Competition is sharpening. ASML, the Dutch company, told Reuters this week it’s aiming to expand in advanced packaging for AI chips. Chief Technology Officer Marco Pieters flagged that “accuracy is becoming more and more important” as stacked chip designs take hold. For Applied, that’s significant—advanced packaging is turning into a more lucrative stretch of the chip supply chain. Reuters

But the company’s recent history isn’t without complications. Just last month, Applied settled with U.S. authorities for $252 million over claims it illegally shipped ion implanters—crucial equipment for making chips—to China’s leading chip producer, Semiconductor Manufacturing International Corp (SMIC), routing the exports through a South Korean affiliate.
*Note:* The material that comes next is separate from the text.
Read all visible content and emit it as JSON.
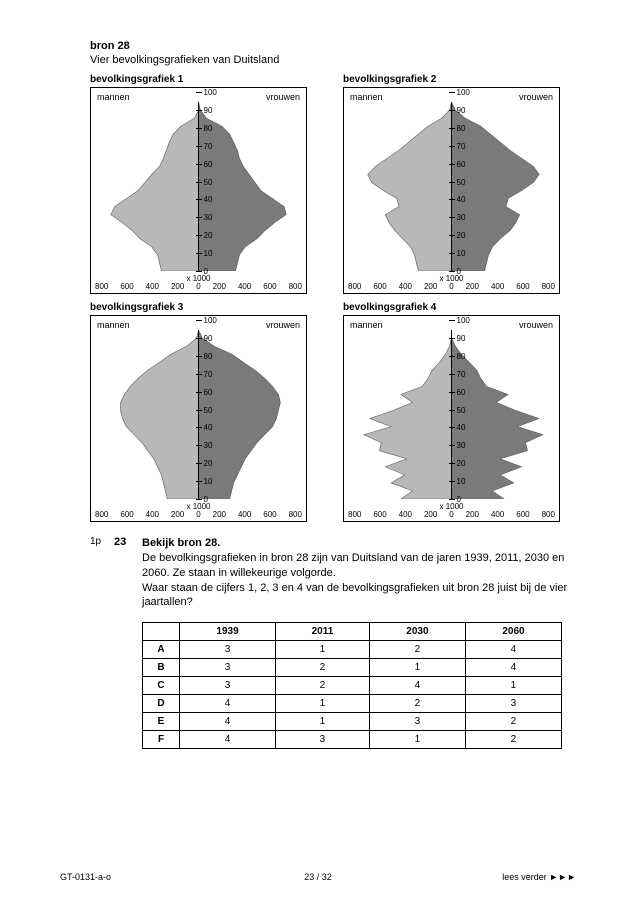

Applied has acknowledged that stricter U.S. rules on exports are set to hit China-related sales in 2026. CEO Dickerson flagged a sharp drop in China’s revenue share for Applied, now down to the mid-20% range from nearly 40%, as some foreign competitors remain able to sell where Applied now faces restrictions.

Investors pulled back on Thursday after a sharp 8% jump in oil prices tied to the Middle East conflict reignited inflation concerns. The Dow shed 1.61%, while the S&P 500 slipped 0.56%. The Nasdaq dropped 0.26%. Applied’s upbeat AI story couldn’t escape the broader macro hit—sometimes one day’s headlines are enough.